China's biggest e-commerce company agreed to acquire 36 percent of Sun Art Retail Group Lt., which operates about 400 hypermarkets under the Auchan and RT-Mart banners.
As part of the deal, France's Auchan RetailSA will raise its stake in the Hong Kong-listed company to a similar level, and form an alliance with the internet giant to tackle the same Chinese food retail sector Wal-Mart's targeting.
Alibaba's essentially using Sun Art to quicken an assault on the $4 trillion brick-and-mortar retail arena, escalating competition with Wal-Mart in the hypermarts that sell everything from fresh produce to electronics. The world's largest retailer is focused on turning around a sluggish Chinese operation through a partnership with JD.com Inc. that could widen its customer base beyond cities, and expanding a network of Sam's Club stores targeted at consumers looking for premium and imported goods.

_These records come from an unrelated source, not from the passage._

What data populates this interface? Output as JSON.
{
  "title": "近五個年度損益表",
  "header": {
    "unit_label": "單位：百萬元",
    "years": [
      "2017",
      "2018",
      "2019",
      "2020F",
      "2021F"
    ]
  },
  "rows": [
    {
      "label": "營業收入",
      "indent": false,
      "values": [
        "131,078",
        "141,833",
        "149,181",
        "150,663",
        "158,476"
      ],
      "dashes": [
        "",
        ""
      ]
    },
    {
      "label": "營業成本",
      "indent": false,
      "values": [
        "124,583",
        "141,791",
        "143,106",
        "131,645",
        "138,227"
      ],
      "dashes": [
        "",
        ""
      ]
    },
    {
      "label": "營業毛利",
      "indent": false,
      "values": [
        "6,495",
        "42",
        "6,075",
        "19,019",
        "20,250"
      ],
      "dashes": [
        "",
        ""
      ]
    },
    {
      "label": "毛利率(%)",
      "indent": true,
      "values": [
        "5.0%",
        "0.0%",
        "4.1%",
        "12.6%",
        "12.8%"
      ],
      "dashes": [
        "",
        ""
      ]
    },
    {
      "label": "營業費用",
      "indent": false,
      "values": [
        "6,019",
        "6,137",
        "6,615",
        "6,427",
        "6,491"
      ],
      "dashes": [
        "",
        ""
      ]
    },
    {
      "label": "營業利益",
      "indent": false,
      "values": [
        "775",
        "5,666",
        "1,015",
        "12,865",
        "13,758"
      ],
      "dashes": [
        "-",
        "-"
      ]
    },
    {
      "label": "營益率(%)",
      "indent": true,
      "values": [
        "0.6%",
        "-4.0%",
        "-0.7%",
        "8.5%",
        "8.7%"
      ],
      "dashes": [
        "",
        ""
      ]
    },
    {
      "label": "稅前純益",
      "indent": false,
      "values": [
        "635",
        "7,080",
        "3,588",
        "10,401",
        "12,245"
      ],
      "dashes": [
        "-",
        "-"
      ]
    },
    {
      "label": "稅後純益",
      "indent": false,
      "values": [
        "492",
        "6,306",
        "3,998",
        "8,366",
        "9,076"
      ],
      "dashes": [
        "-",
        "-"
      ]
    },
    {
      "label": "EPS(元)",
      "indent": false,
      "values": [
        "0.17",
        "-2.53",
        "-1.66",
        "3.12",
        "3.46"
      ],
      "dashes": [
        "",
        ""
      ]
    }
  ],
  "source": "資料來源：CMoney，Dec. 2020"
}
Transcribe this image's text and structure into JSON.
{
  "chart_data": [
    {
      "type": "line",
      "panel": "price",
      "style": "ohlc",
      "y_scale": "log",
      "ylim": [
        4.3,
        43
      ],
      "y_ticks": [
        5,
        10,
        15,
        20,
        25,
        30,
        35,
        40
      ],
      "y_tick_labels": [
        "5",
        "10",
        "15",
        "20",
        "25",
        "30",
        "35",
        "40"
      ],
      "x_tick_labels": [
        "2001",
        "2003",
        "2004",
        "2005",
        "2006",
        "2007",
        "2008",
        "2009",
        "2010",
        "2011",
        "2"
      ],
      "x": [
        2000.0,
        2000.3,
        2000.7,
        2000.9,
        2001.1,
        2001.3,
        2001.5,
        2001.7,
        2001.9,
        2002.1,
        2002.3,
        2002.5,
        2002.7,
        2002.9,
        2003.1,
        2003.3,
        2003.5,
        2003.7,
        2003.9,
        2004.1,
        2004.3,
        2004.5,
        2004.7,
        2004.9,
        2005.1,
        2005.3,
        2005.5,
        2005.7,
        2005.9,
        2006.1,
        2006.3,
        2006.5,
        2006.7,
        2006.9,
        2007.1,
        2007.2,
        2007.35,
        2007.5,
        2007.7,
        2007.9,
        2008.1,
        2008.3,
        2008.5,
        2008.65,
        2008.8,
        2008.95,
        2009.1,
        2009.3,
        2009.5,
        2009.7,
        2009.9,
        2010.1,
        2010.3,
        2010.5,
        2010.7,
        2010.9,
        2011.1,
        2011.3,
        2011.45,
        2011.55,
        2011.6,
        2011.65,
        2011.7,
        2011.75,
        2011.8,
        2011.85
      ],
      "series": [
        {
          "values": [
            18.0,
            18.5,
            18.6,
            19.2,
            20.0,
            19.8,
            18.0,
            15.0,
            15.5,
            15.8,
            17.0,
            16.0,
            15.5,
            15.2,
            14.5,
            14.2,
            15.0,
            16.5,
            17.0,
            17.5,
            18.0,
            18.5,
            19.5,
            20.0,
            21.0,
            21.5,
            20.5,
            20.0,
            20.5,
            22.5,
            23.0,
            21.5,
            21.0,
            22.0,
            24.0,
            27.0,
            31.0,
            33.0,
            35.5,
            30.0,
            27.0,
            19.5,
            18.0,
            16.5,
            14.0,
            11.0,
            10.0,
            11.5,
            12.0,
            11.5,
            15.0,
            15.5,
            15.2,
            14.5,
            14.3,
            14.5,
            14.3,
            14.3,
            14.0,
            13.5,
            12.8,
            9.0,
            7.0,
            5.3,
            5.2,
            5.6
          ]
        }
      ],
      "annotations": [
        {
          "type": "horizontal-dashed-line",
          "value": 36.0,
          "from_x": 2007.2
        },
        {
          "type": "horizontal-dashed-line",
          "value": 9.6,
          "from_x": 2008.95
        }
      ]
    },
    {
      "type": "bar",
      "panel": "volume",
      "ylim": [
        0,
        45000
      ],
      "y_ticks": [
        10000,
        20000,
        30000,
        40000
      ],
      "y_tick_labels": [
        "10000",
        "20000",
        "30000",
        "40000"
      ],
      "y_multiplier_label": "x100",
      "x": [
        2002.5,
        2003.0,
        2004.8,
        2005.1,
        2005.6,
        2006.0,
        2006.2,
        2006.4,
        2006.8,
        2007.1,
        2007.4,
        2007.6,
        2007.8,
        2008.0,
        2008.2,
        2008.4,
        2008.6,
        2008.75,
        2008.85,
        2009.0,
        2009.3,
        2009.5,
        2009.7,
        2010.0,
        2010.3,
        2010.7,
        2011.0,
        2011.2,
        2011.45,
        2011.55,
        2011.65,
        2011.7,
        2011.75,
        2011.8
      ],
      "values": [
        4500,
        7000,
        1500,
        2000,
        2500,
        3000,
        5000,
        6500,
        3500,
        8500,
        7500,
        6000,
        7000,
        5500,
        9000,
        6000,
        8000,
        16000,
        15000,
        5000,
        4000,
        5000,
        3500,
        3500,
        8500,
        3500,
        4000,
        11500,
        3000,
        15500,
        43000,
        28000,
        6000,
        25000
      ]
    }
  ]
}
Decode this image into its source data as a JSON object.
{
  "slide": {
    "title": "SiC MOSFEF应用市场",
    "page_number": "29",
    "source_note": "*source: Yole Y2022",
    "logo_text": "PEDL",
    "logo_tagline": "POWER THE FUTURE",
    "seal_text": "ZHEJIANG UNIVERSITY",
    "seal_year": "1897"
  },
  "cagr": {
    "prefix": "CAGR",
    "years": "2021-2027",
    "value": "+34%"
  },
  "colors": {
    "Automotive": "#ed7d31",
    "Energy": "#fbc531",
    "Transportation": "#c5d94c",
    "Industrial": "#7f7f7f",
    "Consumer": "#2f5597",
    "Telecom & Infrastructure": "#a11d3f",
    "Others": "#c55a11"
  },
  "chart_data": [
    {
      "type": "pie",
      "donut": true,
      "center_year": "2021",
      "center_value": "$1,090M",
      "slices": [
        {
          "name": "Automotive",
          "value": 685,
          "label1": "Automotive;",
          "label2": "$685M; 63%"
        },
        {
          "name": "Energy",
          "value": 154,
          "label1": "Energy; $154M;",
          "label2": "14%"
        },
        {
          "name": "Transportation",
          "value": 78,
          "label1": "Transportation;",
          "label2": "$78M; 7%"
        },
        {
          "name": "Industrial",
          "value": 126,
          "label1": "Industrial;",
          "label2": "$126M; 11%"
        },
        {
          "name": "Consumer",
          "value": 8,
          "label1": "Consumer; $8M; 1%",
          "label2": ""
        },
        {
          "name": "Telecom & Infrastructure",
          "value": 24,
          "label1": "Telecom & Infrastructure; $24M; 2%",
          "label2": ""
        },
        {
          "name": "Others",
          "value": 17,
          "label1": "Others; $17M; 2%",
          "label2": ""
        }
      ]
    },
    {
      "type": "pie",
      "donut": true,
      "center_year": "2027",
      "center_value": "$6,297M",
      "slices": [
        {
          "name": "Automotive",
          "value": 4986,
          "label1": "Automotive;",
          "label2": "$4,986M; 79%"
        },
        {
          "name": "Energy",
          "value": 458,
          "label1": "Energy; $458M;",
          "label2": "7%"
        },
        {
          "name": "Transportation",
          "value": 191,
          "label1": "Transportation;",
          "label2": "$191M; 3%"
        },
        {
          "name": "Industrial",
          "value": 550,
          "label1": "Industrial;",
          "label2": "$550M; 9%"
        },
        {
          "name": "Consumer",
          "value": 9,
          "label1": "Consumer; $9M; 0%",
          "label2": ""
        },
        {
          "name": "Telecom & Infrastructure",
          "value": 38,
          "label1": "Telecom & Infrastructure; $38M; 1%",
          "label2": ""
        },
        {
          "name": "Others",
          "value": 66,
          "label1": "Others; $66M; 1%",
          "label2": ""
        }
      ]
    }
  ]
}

"Alibaba and Sun Art are forming a strong alliance: China's dominant e-commerce giant and its best hypermarket operator," said Veronica Wang, an associate partner with OC&C Strategy Consultants. "They can leverage the alliance and bring more benefits than Walmart and JD."
Alibaba's maneuver again shows how it's outspending Jeff Bezos in overhauling old-school shopping. It's the latest in a string of multi-billion dollar investments in physical retail that've deepened a lead over Amazon.com Inc., which kicked off its own foray into groceries by buying Whole Foods Market Inc. for $13.7 billion. Unlike that acquisition, Alibaba's taking advantage of a years-long revenue deceleration and uncertain prospects to get Sun Art on the cheap, at a 24 percent discount to its most recent valuation.
Alibaba's bent on transforming retail by infusing stores with technology to better manage inventory and customer data.
Wal-Mart and JD.com too are doing the same, marrying online commerce with data and combining their network of warehouses and cold storage for same-day delivery to customers.
The US giant increased its stake in its Chinese partner to just over 10 percent last year, according to a regulatory filing, cementing their alliance.
But Sun Art now gets the technology and resources needed to take the battle to its deep-pocketed American foe. In return for a massive discount, investors in Sun Art - which had bet since February on a capital infusion - hitch a ride on a potential turnaround.
"Sun Art has a pretty good supply chain so cost-wise it might make more sense than Alibaba doing everything from scratch," said Julia Pan, an analyst at UOB Kayhian.